— Э, нет, господин Ален! Вы что же, издеваетесь надо мной? Только что вы возвещали и сулили мне триумфы в миру, а теперь, выходит, надо отдать себя и стремиться к чистоте для того, чтобы можно было себя отдавать...
Он ухмылялся, злорадствуя, что ткнул меня носом в мои же противоречия. Я взял его за руку. Она была влажная. Я ощутил его лишенный суставов шестой палец, похожий на червя, которого можно раздавить и «выпустить сок», как говорил Лоран, когда был маленький. Преодолев отвращение, я сказал:
— Вы не понимаете меня. Разумеется, в том плане, в каком идет спор с господином Дюпором, я не могу обещать вам ничего другого, кроме успеха в миру, который, самое большее, может сделать вас князем церкви... князем церкви и перед людьми, и перед богом. Ибо если вы добьетесь успеха, то в сане епископа или кардинала вы будете выполнять долг милосердия и по отношению к верующим, и ко всей церкви в целом. Но знайте: в любой момент стремительного бега к почестям, на любом повороте этого триумфального пути вы можете его оставить, отказаться от всего, стать святым, об этом вы тоже мечтаете, я знаю.
Откуда я это знал? Уж не оттого ли, что приписывал себе дар прозрения?
— Я — святым? А, б... !
— Да, святым. Возможно, вы не выдержите этой бешеной гонки за почестями и укроетесь в каком-нибудь захолустном приходе, а может быть, станете послушником. Но скорее я представляю вас в нищем приходе, брошенном туда, словно кусок хлеба в рыбный садок.

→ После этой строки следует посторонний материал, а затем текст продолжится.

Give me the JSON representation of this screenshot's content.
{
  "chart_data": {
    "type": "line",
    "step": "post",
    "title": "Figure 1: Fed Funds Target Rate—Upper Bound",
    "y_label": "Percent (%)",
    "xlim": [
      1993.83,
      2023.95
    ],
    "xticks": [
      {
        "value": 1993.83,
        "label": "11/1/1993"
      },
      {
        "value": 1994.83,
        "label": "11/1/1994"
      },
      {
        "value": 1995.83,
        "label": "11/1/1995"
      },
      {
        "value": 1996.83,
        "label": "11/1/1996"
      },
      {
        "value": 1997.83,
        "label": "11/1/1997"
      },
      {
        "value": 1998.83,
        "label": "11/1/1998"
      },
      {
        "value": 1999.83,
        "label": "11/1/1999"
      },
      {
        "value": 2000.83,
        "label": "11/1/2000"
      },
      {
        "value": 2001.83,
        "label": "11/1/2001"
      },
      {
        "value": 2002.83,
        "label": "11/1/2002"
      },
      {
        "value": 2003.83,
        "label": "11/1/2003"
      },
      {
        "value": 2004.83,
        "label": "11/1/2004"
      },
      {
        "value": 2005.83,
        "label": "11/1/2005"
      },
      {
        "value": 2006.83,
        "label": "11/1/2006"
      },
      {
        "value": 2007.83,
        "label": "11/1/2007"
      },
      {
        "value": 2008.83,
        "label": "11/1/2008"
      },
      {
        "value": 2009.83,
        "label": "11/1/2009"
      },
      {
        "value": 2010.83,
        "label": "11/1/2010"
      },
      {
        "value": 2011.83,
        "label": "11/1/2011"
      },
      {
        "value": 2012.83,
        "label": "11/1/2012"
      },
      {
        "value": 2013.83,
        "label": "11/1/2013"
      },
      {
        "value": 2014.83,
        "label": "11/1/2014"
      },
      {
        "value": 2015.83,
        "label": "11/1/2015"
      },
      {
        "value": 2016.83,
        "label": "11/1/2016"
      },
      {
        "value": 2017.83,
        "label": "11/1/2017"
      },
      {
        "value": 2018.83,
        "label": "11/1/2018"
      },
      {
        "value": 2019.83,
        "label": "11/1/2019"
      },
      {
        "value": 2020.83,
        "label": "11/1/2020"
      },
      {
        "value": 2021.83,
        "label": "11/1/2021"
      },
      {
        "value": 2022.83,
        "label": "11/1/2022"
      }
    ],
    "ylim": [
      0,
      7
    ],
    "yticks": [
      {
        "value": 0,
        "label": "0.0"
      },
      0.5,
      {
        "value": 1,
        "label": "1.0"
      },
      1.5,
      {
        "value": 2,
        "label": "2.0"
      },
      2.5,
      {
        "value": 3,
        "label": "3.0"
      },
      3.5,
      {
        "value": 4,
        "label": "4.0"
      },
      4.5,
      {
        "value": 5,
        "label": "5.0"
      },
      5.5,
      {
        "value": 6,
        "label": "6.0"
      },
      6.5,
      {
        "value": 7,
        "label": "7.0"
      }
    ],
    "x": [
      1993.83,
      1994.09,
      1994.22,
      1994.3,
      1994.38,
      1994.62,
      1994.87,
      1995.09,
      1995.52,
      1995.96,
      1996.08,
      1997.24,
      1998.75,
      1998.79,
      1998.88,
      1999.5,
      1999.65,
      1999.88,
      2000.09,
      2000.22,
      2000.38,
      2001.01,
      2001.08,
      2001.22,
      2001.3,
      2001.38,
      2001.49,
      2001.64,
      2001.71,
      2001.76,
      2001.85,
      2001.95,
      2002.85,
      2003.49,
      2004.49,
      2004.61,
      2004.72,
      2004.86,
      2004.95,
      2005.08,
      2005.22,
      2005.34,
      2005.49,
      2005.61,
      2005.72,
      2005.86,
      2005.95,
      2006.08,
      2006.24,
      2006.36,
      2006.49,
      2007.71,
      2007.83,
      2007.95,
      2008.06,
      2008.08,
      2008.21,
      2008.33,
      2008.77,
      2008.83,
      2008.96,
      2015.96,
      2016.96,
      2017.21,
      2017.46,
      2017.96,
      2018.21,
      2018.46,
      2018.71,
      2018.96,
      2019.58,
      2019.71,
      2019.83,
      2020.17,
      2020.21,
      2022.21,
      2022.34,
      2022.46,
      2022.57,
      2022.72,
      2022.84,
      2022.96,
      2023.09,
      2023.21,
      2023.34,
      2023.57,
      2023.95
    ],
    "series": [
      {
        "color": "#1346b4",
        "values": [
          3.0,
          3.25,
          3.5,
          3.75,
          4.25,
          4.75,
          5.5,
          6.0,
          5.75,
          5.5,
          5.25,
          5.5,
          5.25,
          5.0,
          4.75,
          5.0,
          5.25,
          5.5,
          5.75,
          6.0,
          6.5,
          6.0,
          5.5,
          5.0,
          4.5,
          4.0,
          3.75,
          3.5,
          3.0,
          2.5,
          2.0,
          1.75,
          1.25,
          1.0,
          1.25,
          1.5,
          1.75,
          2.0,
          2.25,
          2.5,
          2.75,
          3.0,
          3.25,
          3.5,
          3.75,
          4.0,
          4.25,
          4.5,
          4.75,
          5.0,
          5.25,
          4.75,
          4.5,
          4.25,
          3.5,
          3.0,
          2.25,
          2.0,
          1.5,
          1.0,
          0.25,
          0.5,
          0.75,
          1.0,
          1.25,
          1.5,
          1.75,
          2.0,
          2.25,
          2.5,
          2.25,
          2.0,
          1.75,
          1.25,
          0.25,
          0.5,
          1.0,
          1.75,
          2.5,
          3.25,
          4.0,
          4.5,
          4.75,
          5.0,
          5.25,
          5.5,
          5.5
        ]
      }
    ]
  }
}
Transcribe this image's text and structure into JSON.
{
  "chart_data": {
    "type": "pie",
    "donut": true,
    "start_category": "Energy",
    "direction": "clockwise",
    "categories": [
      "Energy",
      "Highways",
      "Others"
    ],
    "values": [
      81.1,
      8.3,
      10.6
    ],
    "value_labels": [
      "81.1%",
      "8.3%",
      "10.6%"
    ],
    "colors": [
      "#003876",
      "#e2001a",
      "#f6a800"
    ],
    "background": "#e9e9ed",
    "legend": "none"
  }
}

— А почему же у меня не будет такой возможности в Париже, в мирской среде, где я подвергнусь испытаниям?
Я не выпускал его руки, хотя теперь она уже стала совсем мокрой и скользкой.
— Нет, Симон, если только вы войдете в этот мир, оставьте всякую надежду, вода сомкнется над вами. Я не хочу сказать, что вас не ждут там известные выгоды, но пути к богу будут отрезаны.
Он огрызнулся:
— Что вы об этом знаете? Бог не станет спрашивать у вас разрешения. Мы-то уж хорошо знаем, что его пути — не наши пути. Нам все уши об этом прожужжали.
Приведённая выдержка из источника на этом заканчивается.